Like Moneta, Jonathan Zimmerman, also at the University of Pennsylvania, is anticipating challenging conversations with students. He shared, “I’m looking forward to discussing all of the constraints and controversies around higher education. The Trump Administration is trying to limit that discussion, but we don’t have to comply. Let’s talk about it! That’s the only way we learn, about anything.”
Faculty also want to build campus cultures that are grounded in care, justice, and connection. According to Andrés Castro Samayoa of Boston College, “We’re definitely entering an academic year that is filled with questions and concerns for academics invested in equitably just futures! I’m most energized to reconnect with students and colleagues who are undeterred by our current circumstances and who recognize that it is vital to invest our energies in supporting each other.” He added, “I am grateful to meet students who recognize that their pursuit of an education is more than their self-growth or a formal credential; it’s a way of contributing to our collective good. And a critically engaged civic society is a fearsome thing for any wannabe authoritarian.”
Other faculty are focused on building visionary, inclusive leadership and broadening the reach of academic contributions. For example, Yvette Latunde of the University of La Verne in California shared, “I see myself as part of a visionary team – one that leads with purpose, clarity, and courage. Our learder is inspiring: someone who takes thoughtful, calculated risks and models integrity, imagination, and care.” She also looks forward to co-creating a space “where collaboration is meaningful, curiosity is nurtured, and difference is embraced.” What excites Latunde most is “the possibility of collaborating beyond the boundaries of academia – across disciplines, across sectors, and across the globe.”

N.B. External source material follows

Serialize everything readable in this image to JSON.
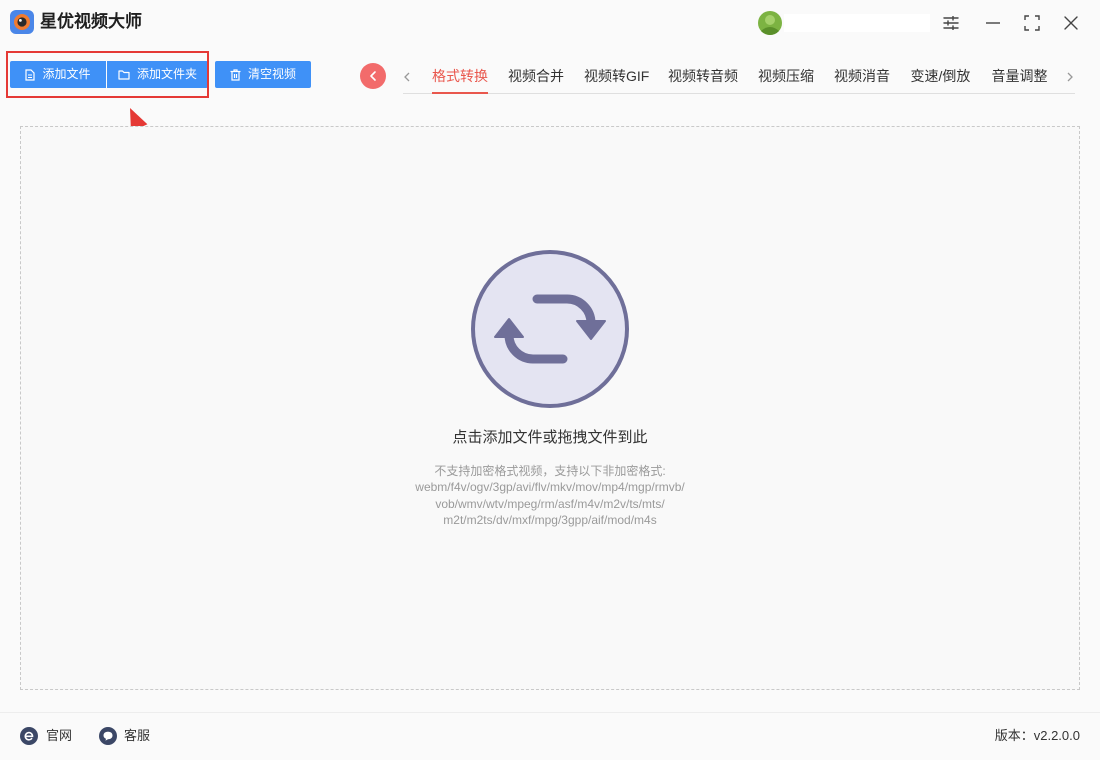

Faculty members across the country are rising to the moment we are in with intention. They are passionate about their students’ futures, believe in collective change, and refuse to be silenced by restrictive politics. They believe that higher education must be both a space of intellectual rigor and social responsibility. They are not naive to the challenges ahead – including those that are political, pedagogical, or institutional. As Tyson stated, “This work matters. Our students matter. And I’ll keep showing up—fully present, fully human.”